Reducing the weight of body armor and head protection is of critical importance to the comfort and safety of the modern soldier. Lighter body armor and head protection provides soldiers greater mobility on the battlefield.
Helmets are one of the most complex parts of a soldier’s protective equipment, and must be designed to protect against projectile impacts and shockwaves from improvised explosive devices (IEDs). Ballistic materials designed for helmets must have the strength to perform when molded into a curved shape.
Honeywell ballistic materials have been used in many of the world’s most advanced military and law enforcement armor systems – from bullet-resistant vests, breastplates, and helmets to combat vehicles and military aircraft – where lightweight strength is critical.

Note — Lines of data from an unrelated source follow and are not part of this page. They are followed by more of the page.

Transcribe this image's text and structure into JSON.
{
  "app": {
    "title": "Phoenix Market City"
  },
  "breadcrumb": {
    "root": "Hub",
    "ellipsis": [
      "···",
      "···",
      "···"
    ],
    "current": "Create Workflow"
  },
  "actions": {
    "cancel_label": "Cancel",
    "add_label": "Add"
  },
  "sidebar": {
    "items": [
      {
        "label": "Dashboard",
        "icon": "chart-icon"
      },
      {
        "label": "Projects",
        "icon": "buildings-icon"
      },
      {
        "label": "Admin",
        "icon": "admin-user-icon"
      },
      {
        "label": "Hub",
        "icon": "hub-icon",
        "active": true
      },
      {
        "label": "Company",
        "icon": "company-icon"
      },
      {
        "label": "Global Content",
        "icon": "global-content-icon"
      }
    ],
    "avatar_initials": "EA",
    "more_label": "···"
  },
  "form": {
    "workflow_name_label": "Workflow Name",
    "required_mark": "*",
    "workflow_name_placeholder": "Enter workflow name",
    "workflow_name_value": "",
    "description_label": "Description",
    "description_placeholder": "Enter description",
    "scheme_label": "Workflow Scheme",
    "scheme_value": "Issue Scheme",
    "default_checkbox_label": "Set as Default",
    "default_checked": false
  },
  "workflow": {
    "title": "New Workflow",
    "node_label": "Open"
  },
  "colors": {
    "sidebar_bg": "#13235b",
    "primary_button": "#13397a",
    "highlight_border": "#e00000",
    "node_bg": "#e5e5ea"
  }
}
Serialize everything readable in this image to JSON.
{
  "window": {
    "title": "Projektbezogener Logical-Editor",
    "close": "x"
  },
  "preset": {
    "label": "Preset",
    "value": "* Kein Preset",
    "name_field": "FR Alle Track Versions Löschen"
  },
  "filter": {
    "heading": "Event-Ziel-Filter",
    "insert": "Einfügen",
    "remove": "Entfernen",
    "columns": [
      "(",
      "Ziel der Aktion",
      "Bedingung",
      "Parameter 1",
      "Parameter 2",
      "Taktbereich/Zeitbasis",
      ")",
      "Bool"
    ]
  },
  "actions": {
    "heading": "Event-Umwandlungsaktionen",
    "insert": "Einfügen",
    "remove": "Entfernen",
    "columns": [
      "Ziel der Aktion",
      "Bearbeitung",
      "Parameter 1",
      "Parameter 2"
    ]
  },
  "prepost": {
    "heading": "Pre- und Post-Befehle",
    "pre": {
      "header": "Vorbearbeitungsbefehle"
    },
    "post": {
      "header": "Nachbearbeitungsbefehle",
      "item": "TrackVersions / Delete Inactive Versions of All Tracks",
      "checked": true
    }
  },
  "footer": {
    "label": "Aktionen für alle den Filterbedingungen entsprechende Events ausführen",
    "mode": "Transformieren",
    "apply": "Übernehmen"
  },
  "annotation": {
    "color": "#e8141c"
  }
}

Spectra Shield is manufactured using Honeywell’s proprietary shield technology, which bonds parallel strands of Spectra® fiber with an advanced resin system. In addition to Spectra fiber, Honeywell adapts this technology to other fibers, including aramid.
Spectra fiber is made from ultra-high-molecular-weight polyethylene using a patented gel-spinning process. The fiber exhibits high resistance to chemicals, water and ultraviolet light, and has excellent vibration damping, flex fatigue and internal fiber-friction characteristics. The fiber also has as much as 60 percent greater specific strength than aramid fiber.
In addition to armor, Spectra fiber is used in a variety of industrial applications, including high-performance mooring rope, industrial slings, fishing line and security netting, as well as curtains that protect windows and doors during hurricanes.